Question

In the adjoining figure is shown the time- distance \[\left( {t - s} \right)\] graph of a cyclist. Find out from the graph:
(i) Maximum speed of the cyclist.
(ii) Average speed in the whole journey.

Answer 1

Hint: We know that motion is a change in the position of an object with time. In order to specify the position, we need to use a reference point and a set of axes. Graphical analysis is a convenient method of studying the motion of particles. It can be effectively applied to analyze the motion of a particle.

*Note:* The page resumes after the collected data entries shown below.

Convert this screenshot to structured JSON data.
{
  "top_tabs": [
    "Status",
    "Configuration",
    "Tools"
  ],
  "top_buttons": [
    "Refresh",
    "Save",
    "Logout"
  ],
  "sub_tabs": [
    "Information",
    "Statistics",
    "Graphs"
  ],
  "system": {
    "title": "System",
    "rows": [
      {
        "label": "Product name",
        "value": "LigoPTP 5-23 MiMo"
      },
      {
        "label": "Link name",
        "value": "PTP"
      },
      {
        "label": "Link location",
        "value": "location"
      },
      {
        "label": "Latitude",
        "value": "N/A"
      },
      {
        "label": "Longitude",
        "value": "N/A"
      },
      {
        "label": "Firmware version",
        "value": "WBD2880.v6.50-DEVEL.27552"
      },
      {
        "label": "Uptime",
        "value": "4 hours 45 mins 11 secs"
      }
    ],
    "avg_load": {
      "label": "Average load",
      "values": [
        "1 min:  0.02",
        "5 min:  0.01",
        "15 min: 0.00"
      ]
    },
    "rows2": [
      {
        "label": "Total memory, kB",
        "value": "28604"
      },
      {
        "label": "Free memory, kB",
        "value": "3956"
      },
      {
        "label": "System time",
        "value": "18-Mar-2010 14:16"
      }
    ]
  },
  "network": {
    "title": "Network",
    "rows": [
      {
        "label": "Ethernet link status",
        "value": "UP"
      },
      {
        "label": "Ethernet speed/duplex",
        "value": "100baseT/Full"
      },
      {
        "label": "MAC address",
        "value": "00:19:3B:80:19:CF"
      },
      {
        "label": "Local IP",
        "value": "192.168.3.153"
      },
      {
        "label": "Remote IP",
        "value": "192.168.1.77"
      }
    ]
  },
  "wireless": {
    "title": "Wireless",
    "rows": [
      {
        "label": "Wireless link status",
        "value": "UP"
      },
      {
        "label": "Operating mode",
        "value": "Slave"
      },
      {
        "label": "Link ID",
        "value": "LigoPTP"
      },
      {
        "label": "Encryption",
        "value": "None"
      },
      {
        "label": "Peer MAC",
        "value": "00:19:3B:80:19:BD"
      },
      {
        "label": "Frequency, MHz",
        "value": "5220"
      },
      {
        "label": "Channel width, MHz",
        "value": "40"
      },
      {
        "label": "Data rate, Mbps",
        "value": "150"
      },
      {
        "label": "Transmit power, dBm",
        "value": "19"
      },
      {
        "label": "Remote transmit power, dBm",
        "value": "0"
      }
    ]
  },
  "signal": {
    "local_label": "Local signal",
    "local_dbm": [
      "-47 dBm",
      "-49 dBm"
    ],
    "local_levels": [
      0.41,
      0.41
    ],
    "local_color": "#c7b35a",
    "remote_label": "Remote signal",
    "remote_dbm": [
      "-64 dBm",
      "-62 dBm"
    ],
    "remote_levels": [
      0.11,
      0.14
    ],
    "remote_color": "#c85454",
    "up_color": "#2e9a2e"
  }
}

Complete step by step answer:
Consider a given graph; mark its distance as $OA$, $AB$ and $BC$ respectively,

In general, speed is a ratio of distance by time taken.
That is, ${\text{speed = }}\dfrac{{{\text{distance}}}}{{{\text{time}}}}$
A cyclist travels a distance of \[20km\] that is $OA$ in $2$ hours then, speed is given by,
$s = \dfrac{d}{t}$
$ \Rightarrow s= \dfrac{{20}}{2}$
$\Rightarrow s= 10km{h^{ - 1}}$
And from $A$ to $B$, there is no distance travelled by the cyclist. Means, a cyclist is at rest for one hour.
Thus, speed is zero.
Next, form b to c cyclists travels a distance of $15km$ in $2$ hours. This is less than $20km$. Therefore,
Speed is given by,
$s = \dfrac{d}{t}$
$ \Rightarrow s=\dfrac{{15}}{2}$
$\Rightarrow s= 7.5km{h^{ - 1}}$
Thus, from these we can say, the maximum speed of the cyclist is $10km{h^{ - 1}}$. That is from $0$ to $a$.
Average speed is the ratio of total distance to the total time taken.
$ \Rightarrow {\text{average speed = }}\dfrac{{{\text{average distance}}}}{{{\text{total time}}}}$
Total distance travelled by the cyclist is $20 + 0 + 15 = 35km$
And total time taken=$5$ hours
Then, ${\text{average speed = }}\dfrac{{35}}{5} = 7km{h^{ - 1}}$

$\therefore$ The maximum speed of the cyclist is $10km{h^{ - 1}}$ and the average speed in the whole journey is $7km{h^{ - 1}}$.

Additional information:
For graphical representation, we require two coordinate axes. For usual representation we will consider the x-axis and y-axis. Distance-time graph is represented by plotting distance along the y-axis and time is along the x-axis. A straight line parallel to X-axis in the distance-time graph tells us an object is at rest.

Note:
The slope of distance-time gives the velocity of the particle.
Displacement of a particle is the shortest distance between the initial and final position of the body.
Distance is the total path length covered by the body.